Hve u solved yr problem? If yes, pls tell me how.


----------



## johnwill

*write2subhayu*, please start your own thread if you want assistance.


*drake_411*, please do this.

Register at DSLReports and run their Line Quality Tests. It's best to run this test with a direct wired connection to eliminate any wireless issues from the results. It's useful many times to run this test several times, and we'd like to see each of the results. Post the results link from the top of the test display page for each test run here.

The link to post is near the top of the page and looks like:

If you wish to post this result to a forum, please copy/paste this URL
*http://www.dslreports.com/linequality/nil/2357195* <- _sample only, yours will obviously be different!_
and your IP will be disguised.

Copy/paste that link here.

*Note:* _You will have to enable PING (ICMP) request response either in your router (if you have one), or in your computer's firewall for direct modem connections. This is very important to get the most important part of the test to run._


DSLReports 

Here's also the Line Quality Tests FAQ to help you understand the results. This will answer some questions about the line quality display.


----------



## write2subhayu

johnwill said:


> *write2subhayu*, please start your own thread if you want assistance.

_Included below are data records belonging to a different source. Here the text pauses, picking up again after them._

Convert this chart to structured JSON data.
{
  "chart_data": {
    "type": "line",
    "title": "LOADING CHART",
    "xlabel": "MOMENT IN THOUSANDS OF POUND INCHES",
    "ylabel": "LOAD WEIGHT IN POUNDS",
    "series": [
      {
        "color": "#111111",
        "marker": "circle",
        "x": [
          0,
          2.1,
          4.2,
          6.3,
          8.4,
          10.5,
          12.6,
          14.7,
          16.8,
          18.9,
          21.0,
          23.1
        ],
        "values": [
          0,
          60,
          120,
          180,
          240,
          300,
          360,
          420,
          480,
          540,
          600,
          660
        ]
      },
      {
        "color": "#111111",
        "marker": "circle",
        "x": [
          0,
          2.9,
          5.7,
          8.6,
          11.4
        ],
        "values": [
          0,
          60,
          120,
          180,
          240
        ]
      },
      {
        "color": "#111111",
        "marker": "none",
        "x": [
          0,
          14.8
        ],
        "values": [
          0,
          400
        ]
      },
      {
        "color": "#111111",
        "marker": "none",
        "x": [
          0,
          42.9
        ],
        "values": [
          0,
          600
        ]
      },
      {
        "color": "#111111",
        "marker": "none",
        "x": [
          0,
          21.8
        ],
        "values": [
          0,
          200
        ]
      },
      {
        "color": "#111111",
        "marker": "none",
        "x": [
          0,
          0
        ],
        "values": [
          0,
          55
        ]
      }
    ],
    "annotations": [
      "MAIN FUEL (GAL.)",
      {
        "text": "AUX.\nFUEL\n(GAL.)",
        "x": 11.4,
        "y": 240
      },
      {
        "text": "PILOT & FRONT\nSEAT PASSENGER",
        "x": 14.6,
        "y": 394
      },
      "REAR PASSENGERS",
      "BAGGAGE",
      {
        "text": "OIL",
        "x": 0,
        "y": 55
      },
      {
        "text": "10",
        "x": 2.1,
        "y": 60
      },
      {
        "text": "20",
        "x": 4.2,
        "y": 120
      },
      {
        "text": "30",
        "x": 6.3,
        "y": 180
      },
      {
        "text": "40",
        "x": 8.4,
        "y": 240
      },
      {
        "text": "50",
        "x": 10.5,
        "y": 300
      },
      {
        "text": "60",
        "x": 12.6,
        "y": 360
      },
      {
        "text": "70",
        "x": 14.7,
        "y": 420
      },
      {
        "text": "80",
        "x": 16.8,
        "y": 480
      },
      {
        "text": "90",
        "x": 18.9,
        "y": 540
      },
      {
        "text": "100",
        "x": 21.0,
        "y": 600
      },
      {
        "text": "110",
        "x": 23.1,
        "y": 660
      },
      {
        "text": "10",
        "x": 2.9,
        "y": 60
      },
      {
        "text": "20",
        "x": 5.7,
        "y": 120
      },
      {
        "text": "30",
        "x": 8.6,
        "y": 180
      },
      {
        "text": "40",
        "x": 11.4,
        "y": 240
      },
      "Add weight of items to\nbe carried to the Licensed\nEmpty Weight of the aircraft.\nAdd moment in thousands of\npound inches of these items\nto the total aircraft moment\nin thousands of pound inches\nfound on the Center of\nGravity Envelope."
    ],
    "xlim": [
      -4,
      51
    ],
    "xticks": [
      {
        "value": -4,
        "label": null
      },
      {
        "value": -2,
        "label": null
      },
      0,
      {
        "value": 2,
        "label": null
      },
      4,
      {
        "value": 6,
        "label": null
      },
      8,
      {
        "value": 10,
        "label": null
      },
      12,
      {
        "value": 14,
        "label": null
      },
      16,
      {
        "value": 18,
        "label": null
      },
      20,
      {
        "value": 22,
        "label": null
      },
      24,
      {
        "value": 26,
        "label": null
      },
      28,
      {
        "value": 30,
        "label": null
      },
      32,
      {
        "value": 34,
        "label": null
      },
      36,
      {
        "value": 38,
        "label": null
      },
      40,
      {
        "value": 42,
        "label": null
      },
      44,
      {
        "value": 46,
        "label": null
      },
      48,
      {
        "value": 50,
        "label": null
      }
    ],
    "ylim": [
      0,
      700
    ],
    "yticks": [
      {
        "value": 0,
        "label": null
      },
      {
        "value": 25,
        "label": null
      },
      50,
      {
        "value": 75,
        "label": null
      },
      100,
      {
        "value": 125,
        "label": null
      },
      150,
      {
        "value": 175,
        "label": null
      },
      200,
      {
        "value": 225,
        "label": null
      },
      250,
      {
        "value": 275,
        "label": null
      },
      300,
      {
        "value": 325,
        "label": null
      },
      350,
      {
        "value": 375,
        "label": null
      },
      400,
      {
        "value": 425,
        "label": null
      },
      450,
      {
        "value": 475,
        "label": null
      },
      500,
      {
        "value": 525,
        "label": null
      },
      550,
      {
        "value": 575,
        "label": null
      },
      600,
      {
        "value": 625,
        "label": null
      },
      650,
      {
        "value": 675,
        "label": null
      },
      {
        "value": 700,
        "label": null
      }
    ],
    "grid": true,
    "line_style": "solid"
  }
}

I posted my problem in this thread bcoz my problem is same as drake's.

Anyway, I hve started a new thread as asked by you. The thread is as follows:

http://www.techsupportforum.com/f31/very-low-upload-speed-446114.html


----------



## Aires79

i know for me i had the same issue and it ended up being spyware i was using iobit malware remover a free program but just had a feeling it was missing something because ebay was lagged out awful when i tried to use it and then i was getting knocked off of world of warcraft i watched my ping and it was up and down all over the place so i used an old spyware program i have which is called spyware search and destroy and it found 27 entries my other program missed since then so far so good i dont have the lag and i can stay online so it seems to have fixed my issue


----------



## TheCyberMan

Thanks for sharing the root cause of your problem and solution.

This thread is three years old or more and no replies for some time thread will now close.


----------